July 9th, 2009 at 10:07 am
Except saying that science has “dogma” and “heresy” doesn’t address the point at all, because, while those are words borrowed from religion, they don’t describe the same kind of thing. Whether or not a certain scientist (or, in fact, every scientist in the world) holds on stubbornly to a theory in the face of mounting evidence, or sets forth an unfalsifiable hypothesis, that has nothing to do with science—because at the moment those scientists start ignoring evidence, or making unfalsifiable claims (as Intelligent Design does), they’ve stopped doing science. Religious heretics may step outside the bounds of orthodoxy, but they generally don’t step outside the bounds of religion itself.

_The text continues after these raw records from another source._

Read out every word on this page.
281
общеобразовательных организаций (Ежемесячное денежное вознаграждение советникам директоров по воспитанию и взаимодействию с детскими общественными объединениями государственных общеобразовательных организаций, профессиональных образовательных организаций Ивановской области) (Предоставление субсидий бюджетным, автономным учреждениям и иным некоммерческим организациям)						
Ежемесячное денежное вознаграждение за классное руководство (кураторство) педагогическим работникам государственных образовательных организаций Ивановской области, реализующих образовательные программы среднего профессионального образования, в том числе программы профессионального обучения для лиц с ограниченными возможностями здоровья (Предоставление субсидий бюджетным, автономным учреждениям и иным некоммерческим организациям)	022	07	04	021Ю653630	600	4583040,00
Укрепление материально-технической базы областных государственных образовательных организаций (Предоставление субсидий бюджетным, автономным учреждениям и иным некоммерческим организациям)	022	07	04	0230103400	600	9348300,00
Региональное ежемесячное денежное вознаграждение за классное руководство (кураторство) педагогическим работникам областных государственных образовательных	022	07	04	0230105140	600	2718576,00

Furthermore, intuition—insofar as it deals with the natural world—is in principle susceptible to scientific inquiry. We could formulate theories about its reliability, its scope, its application and its origin, and construct experiments that could verify or falsify our hypotheses. Again, this is exactly the opposite of religion, which tries to make claims about the natural world while rejecting any contrary evidence.
Religious people do tend to feel very strongly that certain things are true, and mistake this strong feeling for knowledge or revelation or spiritual confirmation. But I’m not sure what the point is of calling religion a “way of feeling.” Guessing and wishing and WANTING REALLY HARD are equally valid “ways of feeling,” and we don’t give those methods any credence at all, or invent categories to put them in.
Einstein was an atheist as far as I understand the term. Here’s the last quote as it stands in the New Scientist Space Blog (apparently quoted from his book The World as I See It):
A beautiful quote, but not an argument for any useful kind of religion, or anything I really would call “religious.” Maybe “mystical,” or “spiritual” (although I loathe both words)?
Also, on reading the address you linked to, I instantly have a problem where he starts bringing up the old “Non-overlapping magisteria” argument for the compatibility of science and religion, mostly because that argument requires you to a) radically redefine religion in a way that doesn’t actually describe the way religion works in reality (who are we to tell a Southern Baptist that they’re “doing their religion wrong”?) and b) either deny that science has anything to say about ethical determinations, or give religion a privileged position when it comes to ethics, which I think religion has in no way earned for itself. Religion-based ethics have historically been pernicious, misguided and harmful.
July 9th, 2009 at 11:54 am
I just got an email this morning telling me Why Evolution is True is ready to be picked up at the library. I love coincidences.
I think the main problem comes from ignorance of what science and scientific theory really are. Why people prefer an arbitrary god to an arbitrary universe I’ll never know.
And I’m pretty sure Einstein was pantheist (but it’s essentially indistinguishable from atheism so I don’t think it really matters).